The Forestry Research Institute of Ghana (FORIG) has expressed its worry over the high rate at which medicinal plants in the country were becoming extinct.
This development, according to the Institute, could have a multiplying negative effect on the nation’s bid to achieve a breakthrough in the development of the health sector and traditional plant medicine, if serious measures were not adopted to improve the situation.
Dr. Ebenezer Owusu-Sekyere, a Senior Research Scientist at the FORIG, said majority of Africans depended on traditional medicine for their health care and that currently, the African continent has about 2,500 plants with medicinal purposes and properties.
He was speaking at a day’s project workshop to brainstorm on the conservation and the utilization of medicinal plants in Ghana at Fumesua near Kumasi at the weekend.
The project is being executed under the auspices of the International Tropical Timber Organisation (ITTO) and being sponsored by Switzerland, Japan and the United States of America (USA).
Dr.
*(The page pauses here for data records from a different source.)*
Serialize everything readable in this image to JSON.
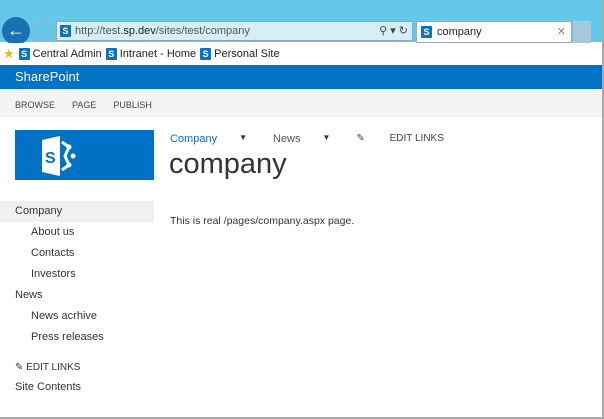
{
  "browser": {
    "url_prefix": "http://test.",
    "url_host": "sp.dev",
    "url_path": "/sites/test/company",
    "tab_title": "company",
    "search_icon": "⚲ ▾ ↻"
  },
  "favorites": [
    "Central Admin",
    "Intranet - Home",
    "Personal Site"
  ],
  "suite_title": "SharePoint",
  "ribbon": [
    "BROWSE",
    "PAGE",
    "PUBLISH"
  ],
  "topnav": {
    "items": [
      "Company",
      "News"
    ],
    "edit": "EDIT LINKS"
  },
  "page_title": "company",
  "body_text": "This is real /pages/company.aspx page.",
  "leftnav": [
    {
      "label": "Company"
    },
    {
      "label": "About us"
    },
    {
      "label": "Contacts"
    },
    {
      "label": "Investors"
    },
    {
      "label": "News"
    },
    {
      "label": "News acrhive"
    },
    {
      "label": "Press releases"
    }
  ],
  "left_edit": "EDIT LINKS",
  "site_contents": "Site Contents",
  "accent": "#0072c6"
}
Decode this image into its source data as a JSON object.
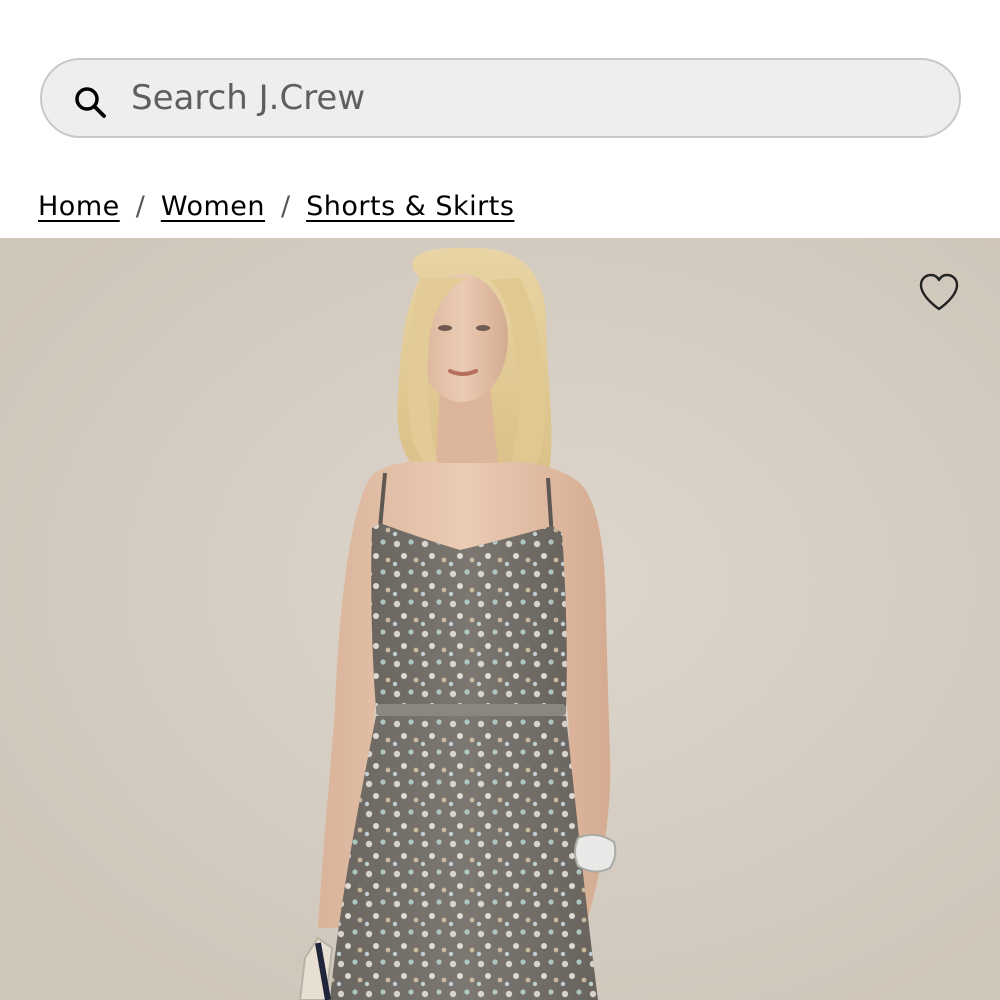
{
  "search": {
    "placeholder": "Search J.Crew",
    "icon": "search-icon"
  },
  "breadcrumb": {
    "items": [
      "Home",
      "Women",
      "Shorts & Skirts"
    ],
    "separator": "/"
  },
  "product": {
    "image_alt": "Model wearing grey sequin-embellished camisole and matching midi slip skirt",
    "wishlist_icon": "heart-outline-icon"
  },
  "colors": {
    "search_bg": "#eeeeee",
    "search_border": "#c8c8c8",
    "backdrop": "#d8d0c5",
    "garment": "#77726c"
  }
}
Owusu-Sekyere said, the project would be implemented in the Ashanti, Brong-Ahafo, Western, Central and Eastern Regions and that the FORIG had identified fifteen communities within these regions in which the project would be effective.
He said the project looks at the critical importance of medicinal plants in poor communities where relatively cheap western medicines remain prohibitively expensive and also to document the distribution, utilization and practice conservation methods for sustainable supply of medicinal plants from three different ecological zones in Ghana.
He was not happy that habitat destruction and over exploitation had resulted in he situation where sources of medicinal were becoming increasingly scarce, stressing that the time has come for stakeholders to support the ITTO project to help reclaim the lost medicinal plants.
Dr. Owusu-Sekyere noted that among some of the activities to be undertaken during the project included, ranking of priority medicinal plants species for each of the beneficiary communities, distribution of rare seedlings for planting and collection and raising of planting materials for the preferred but difficult to propagate medicinal plant species.